Media and information senior Hailey Patrick is helping produce the documentary. She said the film is important because people spend hours on their phones and have a hard time socializing with others.
“I would encourage people to see the film because I think we are all on our phones a little bit too much, so I think seeing how that affects us a little bit deeper will be something good for us all,” Patrick said.
Patrick said she chose her minor in documentary production because she sees the value film can have.
“I think people are extremely special and everyone has their own individual story, so with me, it’s what I want to do, I want to be able to share people’s stories,” Patrick said. “Documentaries are the way to wrap up a bunch of people’s stories in one and kind of intertwine them and show how a lot of us are so similar but we don’t really think that at first.”
Media and information senior Jessica Lundquist has been helping with the film since the beginning. She said she hopes the documentary will bring an important message to people.
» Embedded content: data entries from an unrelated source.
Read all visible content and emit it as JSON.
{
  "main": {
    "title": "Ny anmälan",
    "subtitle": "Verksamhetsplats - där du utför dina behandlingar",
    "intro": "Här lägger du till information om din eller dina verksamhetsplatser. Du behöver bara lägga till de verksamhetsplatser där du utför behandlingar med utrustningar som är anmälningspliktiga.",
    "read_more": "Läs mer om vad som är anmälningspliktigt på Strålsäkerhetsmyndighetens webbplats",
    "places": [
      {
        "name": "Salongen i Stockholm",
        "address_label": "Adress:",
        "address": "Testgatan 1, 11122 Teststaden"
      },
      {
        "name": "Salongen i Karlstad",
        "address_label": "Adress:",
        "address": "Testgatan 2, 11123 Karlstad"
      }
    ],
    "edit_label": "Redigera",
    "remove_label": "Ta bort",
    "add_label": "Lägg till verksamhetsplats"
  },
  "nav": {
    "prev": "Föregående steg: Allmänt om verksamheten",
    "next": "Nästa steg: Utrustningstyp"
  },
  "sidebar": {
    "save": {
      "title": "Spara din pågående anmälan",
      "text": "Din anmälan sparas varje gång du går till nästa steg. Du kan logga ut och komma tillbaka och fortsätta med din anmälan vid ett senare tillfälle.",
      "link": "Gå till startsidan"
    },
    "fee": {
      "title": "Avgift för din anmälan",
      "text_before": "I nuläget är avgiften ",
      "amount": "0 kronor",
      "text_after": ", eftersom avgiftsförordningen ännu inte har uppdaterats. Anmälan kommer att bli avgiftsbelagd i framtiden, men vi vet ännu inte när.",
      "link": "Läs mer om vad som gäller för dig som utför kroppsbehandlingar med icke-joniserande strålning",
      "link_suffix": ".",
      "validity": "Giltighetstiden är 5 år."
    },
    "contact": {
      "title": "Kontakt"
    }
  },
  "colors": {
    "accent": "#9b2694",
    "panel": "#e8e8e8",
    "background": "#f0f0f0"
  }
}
“I feel like it’s important because it impacts us every single day,” Lundquist said. “I don’t think I have gone one day in years without being on the internet or looking on my phone or seeing other people use internet or look at their phone and go on social media. It has become so normal. You wake up in the morning, you brush your teeth. You wake up in the morning, you go on Twitter.”
Lundquist encouraged people to go to the "Millions to One" premiere.
“I hope it kind of reminds people that nobody is perfect, not even these Youtube stars, Viner stars, they have their doubts and insecurities and that even though everything might look perfect on the internet, it’s not and so not to let that reflect your self-love,” Lundquist said.